On 3 though, if it was instead the PETs model from lesson 1 last year, one would presume that 3 would give species 1 and species 2 (like Labrador retriever, husky)

1 Like

Thank you! I will need to think about it more, i.e. what is the best way to go about it. I have, let’s say, 5 classes (object names) and on any images there could be just one class present, or 3 or 5, or 2 in various combinations. Probably object detection will work better then? I need the results to be like this: this image has class 1, class 3 and class 5. But this image has class 1 only, etc, various combination of classes (i.e object names?).

I’d say multi-label is exactly what you need here. What I was describing above was the following situation:

I have a picture like so:

(We’ll use puppies because who doesn’t love puppies!)

Object detection (or regression) would be advisable in this situation if we wanted to know how many Rottweiler puppies were present (in this case 5). In a multi-label perspective like discussed earlier, our model would return “Rottweiler”.

Also multi-label (like your describing) could be if we re-write the scenario like so:


In this case now, our model would return saying there is a Rottweiler present, a husky, and a golden retriever, despite the fact there are a few more rottweilers present. Image regession or bounding boxes would tell us where each one is and what each dog’s class is (in bounding box, regression would simply return a number. You could also then go down a rabbit hole with image regression, but if that’s of interest I’ll explain he whole concept on zoom and upload that :slight_smile: (and what we just discussed here) )

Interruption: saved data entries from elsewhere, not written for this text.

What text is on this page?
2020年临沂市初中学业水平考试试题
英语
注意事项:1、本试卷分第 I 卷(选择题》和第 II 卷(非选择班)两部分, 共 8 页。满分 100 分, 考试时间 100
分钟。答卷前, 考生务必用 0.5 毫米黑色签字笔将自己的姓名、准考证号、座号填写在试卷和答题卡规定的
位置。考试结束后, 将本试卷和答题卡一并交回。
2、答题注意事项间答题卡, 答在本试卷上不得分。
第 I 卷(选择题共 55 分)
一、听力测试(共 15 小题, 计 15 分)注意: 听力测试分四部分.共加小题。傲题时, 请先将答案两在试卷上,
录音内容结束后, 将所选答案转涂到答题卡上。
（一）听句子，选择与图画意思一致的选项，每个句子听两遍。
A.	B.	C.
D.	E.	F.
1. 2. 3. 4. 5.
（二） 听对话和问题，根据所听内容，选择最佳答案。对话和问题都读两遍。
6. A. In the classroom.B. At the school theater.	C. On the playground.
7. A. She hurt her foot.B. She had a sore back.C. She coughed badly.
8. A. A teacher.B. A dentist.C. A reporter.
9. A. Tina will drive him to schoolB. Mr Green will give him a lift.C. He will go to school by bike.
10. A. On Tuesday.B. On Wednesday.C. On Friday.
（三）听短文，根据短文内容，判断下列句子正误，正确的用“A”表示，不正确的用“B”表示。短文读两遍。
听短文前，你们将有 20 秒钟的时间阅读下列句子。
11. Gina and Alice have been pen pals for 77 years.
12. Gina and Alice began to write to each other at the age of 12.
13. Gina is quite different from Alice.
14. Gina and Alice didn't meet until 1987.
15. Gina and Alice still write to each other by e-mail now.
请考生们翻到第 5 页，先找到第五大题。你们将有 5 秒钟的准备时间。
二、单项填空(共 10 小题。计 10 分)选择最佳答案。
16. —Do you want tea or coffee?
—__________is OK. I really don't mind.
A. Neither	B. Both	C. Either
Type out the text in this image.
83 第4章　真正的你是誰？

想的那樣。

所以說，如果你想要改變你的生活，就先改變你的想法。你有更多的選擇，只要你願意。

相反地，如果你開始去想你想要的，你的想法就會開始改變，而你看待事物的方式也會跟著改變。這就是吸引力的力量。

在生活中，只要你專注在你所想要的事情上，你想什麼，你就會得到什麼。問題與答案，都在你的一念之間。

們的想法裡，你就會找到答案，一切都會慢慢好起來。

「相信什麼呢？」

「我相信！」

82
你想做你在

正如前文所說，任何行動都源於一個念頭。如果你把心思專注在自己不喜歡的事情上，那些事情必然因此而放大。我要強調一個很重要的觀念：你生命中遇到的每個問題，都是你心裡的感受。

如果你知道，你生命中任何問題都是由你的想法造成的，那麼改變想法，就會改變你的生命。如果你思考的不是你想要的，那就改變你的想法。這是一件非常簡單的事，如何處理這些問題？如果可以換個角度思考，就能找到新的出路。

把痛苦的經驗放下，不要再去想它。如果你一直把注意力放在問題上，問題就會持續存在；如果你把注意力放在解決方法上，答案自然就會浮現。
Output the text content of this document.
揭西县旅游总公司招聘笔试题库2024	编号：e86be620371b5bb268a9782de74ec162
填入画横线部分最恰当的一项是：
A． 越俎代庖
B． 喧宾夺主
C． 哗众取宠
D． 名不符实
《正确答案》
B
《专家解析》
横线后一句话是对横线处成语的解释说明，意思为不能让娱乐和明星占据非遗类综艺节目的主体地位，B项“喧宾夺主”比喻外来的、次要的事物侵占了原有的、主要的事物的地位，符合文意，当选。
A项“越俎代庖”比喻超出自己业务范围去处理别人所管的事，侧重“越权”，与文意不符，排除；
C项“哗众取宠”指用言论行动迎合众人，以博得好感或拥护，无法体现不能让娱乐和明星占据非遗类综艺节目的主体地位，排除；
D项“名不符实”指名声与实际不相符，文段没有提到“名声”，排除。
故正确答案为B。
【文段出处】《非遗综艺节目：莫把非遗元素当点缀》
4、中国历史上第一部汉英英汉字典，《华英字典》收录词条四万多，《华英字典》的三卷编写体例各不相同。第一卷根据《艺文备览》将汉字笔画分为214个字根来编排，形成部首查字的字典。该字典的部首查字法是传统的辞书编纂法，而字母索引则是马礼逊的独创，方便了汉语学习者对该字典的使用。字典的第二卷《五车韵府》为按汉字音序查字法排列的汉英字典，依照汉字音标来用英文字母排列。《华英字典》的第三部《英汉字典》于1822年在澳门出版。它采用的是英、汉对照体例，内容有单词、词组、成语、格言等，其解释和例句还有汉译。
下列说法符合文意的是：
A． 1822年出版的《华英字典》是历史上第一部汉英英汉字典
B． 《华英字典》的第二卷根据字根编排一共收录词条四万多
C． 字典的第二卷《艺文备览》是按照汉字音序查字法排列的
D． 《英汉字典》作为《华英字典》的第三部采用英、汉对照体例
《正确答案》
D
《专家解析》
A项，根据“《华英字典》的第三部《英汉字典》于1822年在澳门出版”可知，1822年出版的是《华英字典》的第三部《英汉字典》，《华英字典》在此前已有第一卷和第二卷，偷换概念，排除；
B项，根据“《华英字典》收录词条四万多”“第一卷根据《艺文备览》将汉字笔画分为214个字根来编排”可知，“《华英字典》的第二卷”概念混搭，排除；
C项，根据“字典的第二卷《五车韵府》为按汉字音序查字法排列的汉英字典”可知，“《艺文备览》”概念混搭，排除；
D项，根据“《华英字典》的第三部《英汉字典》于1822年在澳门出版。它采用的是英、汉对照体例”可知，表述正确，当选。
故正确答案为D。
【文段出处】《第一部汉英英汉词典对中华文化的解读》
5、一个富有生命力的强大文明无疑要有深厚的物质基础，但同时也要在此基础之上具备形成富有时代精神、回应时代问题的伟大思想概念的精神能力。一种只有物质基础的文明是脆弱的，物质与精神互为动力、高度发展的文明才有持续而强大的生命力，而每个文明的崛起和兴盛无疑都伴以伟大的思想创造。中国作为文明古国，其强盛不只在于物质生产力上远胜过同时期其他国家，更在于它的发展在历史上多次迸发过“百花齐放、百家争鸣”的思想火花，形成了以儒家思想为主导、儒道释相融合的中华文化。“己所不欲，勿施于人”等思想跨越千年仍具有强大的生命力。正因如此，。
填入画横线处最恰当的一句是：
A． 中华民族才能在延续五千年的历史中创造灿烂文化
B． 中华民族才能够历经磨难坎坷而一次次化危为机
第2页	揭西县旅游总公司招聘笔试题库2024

Does this help? :slight_smile:

1 Like

Yes, yes, all of it is of interest :slight_smile: and bounding boxes too, because, I think, ideally, it would be awesome to get as much info as possible from that image, how many dogs, what class each, etc.

1 Like

Awesome! It’s an interesting idea certainly, I’ll do it on the zoom chat here in say 10 minutes or so, I’ll post about it on the study group thread too :slight_smile:

1 Like

@kodzaks link to it if you (or anyone reading this now) needs it:

Zoom

https://scikit-learn.org/stable/modules/multiclass.html

Video discussion: part 1 part 2

3 Likes

Thank you so much! It was super useful!

1 Like

My pleasure :slight_smile:

Hi @muellerzr. I am trying to run this notebook you shared and I get the same error I posted here

Any suggestions on how I can resolve this?

I tested just now. Notebook seems fine to me. See my reply here. Thanks.

Yijin

Thanks. I did manage to find a more convoluted work around. But I will take a look.

I guess the code is looking to see if the imdb_tok folder exists, and will create folder and the pickle file only if the folder does not exist.So have to remove the folder for it to create the pickle file.